The more narrowly and neurotically focused we are, and the more incomplete we feel, the more we mistakenly believe that intimacy is the answer to identity.
Substituting sex for intimacy
Sex and intimacy tend to get confused in our society where sex is often used as a cheap substitute for intimacy. Sex doesn’t take all that much time and effort, and it allows the partners to fantasize a sense of closeness that doesn’t really exist. In a love relationship sex can deepen what is there but can’t create what isn’t there.

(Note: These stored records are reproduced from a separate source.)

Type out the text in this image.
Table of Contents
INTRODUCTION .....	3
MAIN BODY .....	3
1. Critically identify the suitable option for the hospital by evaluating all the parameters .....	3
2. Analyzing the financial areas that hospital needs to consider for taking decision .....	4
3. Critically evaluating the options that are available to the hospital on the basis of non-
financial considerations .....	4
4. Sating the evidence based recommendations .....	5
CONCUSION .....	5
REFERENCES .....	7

You can have an active sex life without intimacy and you can have an intimate relationship without sex. Sex and intimacy are often not connected at all. Intimacy is possible between any two people who care about each other. What must be there is the willingness to reveal one’s true self, mutual trust and understanding, the sharing of feelings and experiences, the continuity of a relationship that has lasted over time.
For a nation used to working hard for rewards, it is ironic that we expect intimacy to materialize instantly and effortlessly. It takes both time and effort. Two people need months or even years to achieve clarity of communication, a sense of belonging, a sharing of events and time.
Intimacy takes a lot of practice before it becomes second nature. An analogy is watching an Olympic race. When you see the winning runner win, you get an instant sense of the runner’s exhilaration. If you identify with the runner, it’s almost as though you’ve won the race yourself. But you haven’t. She has. And in order to win she’s gone through a lot of changes and continuous self-discipline. There’s no avoiding the process to get the results in athletics. Like any other worthy endeavor, achieving true intimacy takes consistent hard work.
Erica Manfred is the author of He’s History You’re Not, Surviving Divorce After 40. She has written for Cosmopolitan, New York Times Magazine, Ms., Parenting, Women’s Day, and Bottom Line/Personal. She currently runs a women’s divorce support group in her hometown of Woodstock, New York.